With more than twice the point total of the second place team, the Sterling College debate team captured first place on Sept. 24-26 at the Debates on a Plain Tournament at Hutchinson Community College. This is the third straight year that SC has won the championship, it is also the third straight year that junior David Bowers has been a member of the first-place debate team, winning each year with a different debate partner. In another affirmation of the team’s long-term success, senior Emily Graham was recently awarded a $500 scholarship from the Kansas Speech Communication Association for her scholastic and competitive achievements during her college career.
David Bowers and new debate partner sophomore Ryan McFarland finished the tournament with a 7-1 record, defeating Cameron University in the final round.
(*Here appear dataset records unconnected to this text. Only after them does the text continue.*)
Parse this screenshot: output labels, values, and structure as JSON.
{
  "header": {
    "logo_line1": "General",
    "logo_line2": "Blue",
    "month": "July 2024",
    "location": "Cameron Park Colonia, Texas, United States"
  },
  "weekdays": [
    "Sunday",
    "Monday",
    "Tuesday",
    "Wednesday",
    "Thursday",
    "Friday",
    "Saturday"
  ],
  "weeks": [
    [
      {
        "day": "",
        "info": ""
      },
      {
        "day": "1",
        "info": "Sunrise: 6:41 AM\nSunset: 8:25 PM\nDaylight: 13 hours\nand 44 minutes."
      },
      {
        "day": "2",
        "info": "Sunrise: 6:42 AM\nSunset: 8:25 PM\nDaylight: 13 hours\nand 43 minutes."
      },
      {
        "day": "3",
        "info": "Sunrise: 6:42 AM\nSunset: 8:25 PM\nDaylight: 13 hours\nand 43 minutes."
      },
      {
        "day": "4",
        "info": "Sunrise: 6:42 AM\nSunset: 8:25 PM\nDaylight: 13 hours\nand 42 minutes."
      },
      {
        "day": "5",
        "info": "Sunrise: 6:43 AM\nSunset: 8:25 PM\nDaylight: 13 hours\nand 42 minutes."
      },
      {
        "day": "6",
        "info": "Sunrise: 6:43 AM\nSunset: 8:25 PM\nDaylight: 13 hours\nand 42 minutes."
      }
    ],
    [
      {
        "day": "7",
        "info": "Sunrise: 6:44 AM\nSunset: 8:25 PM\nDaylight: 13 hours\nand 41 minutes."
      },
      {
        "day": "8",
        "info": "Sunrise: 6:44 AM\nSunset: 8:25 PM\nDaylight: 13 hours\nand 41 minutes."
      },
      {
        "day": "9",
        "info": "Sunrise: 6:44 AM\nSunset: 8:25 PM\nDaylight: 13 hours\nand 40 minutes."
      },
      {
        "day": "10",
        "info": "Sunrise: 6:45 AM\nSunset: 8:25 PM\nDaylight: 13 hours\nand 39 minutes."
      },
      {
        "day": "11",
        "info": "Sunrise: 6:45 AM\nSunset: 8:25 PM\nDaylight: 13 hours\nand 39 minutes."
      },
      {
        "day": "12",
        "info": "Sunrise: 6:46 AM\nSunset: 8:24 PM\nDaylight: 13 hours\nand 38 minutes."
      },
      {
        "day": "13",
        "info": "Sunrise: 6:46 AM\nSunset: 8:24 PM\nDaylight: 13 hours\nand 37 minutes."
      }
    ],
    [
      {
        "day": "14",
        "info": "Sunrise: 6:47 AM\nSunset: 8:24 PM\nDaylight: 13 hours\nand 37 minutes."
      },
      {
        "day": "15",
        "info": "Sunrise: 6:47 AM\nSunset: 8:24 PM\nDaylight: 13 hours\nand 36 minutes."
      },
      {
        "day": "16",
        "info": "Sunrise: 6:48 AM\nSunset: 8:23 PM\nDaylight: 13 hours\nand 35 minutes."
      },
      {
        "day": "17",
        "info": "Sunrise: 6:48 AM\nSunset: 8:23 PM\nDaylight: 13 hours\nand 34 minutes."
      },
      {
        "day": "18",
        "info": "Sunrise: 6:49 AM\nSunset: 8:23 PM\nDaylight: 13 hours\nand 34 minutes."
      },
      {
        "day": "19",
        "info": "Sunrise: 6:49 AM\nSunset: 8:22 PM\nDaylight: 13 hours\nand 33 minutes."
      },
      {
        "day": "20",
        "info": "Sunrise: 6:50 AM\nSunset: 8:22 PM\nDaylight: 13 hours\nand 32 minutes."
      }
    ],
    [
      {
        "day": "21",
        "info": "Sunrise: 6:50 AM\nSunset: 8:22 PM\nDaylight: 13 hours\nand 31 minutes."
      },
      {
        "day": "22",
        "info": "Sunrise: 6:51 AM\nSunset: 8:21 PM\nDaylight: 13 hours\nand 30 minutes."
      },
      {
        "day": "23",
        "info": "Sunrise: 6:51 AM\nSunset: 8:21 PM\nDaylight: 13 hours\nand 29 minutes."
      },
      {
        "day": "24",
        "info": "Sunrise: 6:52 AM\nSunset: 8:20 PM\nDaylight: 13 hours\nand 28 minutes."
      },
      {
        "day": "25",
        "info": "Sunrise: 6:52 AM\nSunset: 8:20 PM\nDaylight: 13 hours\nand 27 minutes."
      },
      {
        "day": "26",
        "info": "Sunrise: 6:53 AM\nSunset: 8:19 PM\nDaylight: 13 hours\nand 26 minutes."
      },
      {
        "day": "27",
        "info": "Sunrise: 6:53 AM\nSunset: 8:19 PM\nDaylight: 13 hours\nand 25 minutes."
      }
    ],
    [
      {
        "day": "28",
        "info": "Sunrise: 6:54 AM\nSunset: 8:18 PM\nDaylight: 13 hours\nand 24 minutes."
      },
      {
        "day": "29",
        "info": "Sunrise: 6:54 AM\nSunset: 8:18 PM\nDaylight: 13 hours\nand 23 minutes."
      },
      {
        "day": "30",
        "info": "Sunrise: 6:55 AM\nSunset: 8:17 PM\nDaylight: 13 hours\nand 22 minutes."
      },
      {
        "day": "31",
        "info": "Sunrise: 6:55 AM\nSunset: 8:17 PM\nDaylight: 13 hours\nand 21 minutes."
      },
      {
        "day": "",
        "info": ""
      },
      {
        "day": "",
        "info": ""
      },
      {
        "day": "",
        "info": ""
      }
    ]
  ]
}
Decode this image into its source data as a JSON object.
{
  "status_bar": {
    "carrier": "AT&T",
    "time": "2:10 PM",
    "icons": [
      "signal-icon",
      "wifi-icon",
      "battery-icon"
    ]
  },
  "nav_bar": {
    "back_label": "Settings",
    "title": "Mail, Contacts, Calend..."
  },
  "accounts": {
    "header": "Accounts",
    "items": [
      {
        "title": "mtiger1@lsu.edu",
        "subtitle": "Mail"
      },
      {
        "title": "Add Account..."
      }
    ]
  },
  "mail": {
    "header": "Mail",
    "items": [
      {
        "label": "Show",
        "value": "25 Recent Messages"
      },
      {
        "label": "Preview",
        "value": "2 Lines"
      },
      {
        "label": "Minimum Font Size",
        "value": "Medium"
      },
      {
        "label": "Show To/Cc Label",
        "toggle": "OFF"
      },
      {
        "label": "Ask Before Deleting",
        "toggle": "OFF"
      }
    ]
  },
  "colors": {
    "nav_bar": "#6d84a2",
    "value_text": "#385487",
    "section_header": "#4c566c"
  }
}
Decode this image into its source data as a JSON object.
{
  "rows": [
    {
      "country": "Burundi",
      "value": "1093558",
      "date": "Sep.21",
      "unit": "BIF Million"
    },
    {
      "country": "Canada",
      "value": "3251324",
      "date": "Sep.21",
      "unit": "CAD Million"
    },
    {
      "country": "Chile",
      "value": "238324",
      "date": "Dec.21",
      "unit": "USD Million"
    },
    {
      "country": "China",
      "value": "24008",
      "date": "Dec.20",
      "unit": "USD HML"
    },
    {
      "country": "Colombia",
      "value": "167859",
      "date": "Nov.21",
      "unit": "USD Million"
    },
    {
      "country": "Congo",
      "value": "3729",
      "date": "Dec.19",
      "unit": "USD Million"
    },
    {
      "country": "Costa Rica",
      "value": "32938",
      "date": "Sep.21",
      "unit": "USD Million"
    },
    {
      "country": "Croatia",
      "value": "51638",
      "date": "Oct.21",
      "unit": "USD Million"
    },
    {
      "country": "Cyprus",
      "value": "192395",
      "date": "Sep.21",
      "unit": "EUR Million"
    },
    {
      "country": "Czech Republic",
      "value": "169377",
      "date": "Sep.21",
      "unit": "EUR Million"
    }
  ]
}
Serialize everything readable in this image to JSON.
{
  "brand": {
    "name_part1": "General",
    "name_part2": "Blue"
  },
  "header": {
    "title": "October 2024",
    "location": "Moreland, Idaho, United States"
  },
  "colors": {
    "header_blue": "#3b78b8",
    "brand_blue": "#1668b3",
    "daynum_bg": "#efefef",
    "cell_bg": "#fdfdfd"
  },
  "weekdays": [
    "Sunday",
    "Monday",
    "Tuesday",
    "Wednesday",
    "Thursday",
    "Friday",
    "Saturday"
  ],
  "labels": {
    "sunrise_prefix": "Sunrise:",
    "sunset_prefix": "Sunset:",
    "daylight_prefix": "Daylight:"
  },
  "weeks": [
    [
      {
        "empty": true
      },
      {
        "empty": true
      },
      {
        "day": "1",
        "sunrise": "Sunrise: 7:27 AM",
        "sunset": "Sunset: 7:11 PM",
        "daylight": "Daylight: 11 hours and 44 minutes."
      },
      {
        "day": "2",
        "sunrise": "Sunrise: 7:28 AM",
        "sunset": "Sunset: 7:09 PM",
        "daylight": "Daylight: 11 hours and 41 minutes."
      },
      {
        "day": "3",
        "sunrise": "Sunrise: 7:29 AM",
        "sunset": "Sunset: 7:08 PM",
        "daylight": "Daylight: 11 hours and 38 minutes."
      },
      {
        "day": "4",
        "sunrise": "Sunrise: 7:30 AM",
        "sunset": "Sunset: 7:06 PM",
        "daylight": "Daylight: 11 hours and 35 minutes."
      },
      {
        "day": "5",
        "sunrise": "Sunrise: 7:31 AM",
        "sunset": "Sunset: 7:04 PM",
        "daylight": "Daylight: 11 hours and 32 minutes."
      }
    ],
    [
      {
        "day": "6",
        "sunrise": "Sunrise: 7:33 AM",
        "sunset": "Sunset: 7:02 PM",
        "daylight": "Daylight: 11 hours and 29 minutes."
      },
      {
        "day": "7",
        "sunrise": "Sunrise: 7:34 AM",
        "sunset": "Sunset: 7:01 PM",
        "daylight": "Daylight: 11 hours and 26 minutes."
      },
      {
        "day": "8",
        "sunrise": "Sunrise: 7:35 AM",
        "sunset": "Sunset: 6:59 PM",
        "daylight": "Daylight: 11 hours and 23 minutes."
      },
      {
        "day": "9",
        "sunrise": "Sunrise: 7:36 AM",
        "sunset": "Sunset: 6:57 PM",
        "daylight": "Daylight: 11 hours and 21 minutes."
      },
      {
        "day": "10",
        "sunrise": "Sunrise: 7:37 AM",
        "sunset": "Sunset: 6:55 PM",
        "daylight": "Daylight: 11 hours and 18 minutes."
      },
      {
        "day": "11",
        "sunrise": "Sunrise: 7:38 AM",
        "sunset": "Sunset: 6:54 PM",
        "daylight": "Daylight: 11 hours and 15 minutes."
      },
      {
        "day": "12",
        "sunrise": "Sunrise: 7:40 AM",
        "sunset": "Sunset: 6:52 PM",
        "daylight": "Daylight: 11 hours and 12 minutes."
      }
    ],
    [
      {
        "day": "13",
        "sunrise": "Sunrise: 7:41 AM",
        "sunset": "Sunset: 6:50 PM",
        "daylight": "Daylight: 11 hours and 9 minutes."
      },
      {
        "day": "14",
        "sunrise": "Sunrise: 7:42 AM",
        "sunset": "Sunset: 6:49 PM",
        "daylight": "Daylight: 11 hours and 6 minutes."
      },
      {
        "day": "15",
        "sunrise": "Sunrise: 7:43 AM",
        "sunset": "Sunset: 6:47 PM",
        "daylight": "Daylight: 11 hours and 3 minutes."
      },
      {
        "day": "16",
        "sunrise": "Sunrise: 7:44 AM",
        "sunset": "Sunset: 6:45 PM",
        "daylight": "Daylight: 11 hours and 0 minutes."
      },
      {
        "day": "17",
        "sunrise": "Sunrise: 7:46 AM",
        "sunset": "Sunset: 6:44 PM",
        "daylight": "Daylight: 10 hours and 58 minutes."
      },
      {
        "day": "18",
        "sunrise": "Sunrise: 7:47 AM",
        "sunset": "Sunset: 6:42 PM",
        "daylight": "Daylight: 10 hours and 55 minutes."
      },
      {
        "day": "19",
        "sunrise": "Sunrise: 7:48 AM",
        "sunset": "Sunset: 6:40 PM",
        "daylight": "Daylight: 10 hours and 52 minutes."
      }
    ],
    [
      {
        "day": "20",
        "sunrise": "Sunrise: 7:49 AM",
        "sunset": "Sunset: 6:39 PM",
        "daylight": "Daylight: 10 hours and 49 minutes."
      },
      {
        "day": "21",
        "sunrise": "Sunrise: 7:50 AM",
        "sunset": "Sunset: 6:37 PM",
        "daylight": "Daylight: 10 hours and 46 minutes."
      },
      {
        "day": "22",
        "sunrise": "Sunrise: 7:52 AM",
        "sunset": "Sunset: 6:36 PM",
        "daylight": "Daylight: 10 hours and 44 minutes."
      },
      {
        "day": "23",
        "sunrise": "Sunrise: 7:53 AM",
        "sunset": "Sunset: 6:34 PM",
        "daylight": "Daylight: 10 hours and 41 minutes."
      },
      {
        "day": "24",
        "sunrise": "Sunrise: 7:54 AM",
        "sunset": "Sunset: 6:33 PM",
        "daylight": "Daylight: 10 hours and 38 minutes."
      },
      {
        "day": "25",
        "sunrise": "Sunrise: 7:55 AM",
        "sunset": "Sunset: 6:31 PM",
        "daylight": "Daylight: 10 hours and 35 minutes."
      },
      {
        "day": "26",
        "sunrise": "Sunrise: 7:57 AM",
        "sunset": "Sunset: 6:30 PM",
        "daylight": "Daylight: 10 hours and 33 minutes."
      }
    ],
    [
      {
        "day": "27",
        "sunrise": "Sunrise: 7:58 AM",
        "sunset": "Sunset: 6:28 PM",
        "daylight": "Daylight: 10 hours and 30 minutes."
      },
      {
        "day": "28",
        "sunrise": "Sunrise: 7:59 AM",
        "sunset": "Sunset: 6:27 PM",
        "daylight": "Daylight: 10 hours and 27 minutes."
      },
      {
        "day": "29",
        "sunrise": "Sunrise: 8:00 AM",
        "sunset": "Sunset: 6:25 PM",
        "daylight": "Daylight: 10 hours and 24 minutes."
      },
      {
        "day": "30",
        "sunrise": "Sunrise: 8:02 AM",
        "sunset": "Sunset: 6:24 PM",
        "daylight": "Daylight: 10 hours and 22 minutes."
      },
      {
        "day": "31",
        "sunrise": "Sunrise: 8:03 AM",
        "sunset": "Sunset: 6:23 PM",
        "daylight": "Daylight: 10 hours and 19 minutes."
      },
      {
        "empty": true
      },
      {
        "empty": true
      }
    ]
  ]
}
Sterling College advanced all five of its teams to the elimination rounds: junior Daniel Hogan and first-year student Jacob Skala finished in a tie for fifth place with Graham and first–year student Shelby Twiss; and sophomore Nolan Chaney and junior Jessica Brayton tied for third place with junior Ryan Corwin and sophomore Alex Lawhon-Bush. The overall team record was 22-10. “It’s not too often that you see this kind of a dominating performance so early in the season,” said SC Coach Ken Troyer. “Five out of the eight teams in the quarterfinal bracket were SC teams—and this is at a tournament with 19 colleges. That says volumes about the talent level of this team.”
Sophomore Paul Carrell had three top-five finishes in the forensics portion of the tournament: second in Dramatic Interpretation; third in Poetry; and fourth in Prose. Brayton took third in Extemporaneous Speaking.
This level of success has not gone unnoticed by the Kansas Speech Communication Association (KSCA). For the second time in the past four years an SC student won the annual KSCA scholarship. The first was SC graduate Chris Hinshaw ‘08, now the debate and forensics coach at Lyons High School, and senior Emily Graham won it this year, receiving $500 to be spent on education-related expenses. Applicants for the award must be college seniors who plan to coach debate and forensics and who are seeking licensure in the field through the Kansas State Department of Education. “Emily (Graham)’s remarkable record in collegiate debate really stood out--as did the fact that she has spent considerable time judging and coaching in the high school community while still competing in college,” said SC Debate Coach Ken Troyer.
The team’s next competition is Oct. 15-17, the Sunflower Swing Debate and Individual Events Swing at Bethel College in North Newton.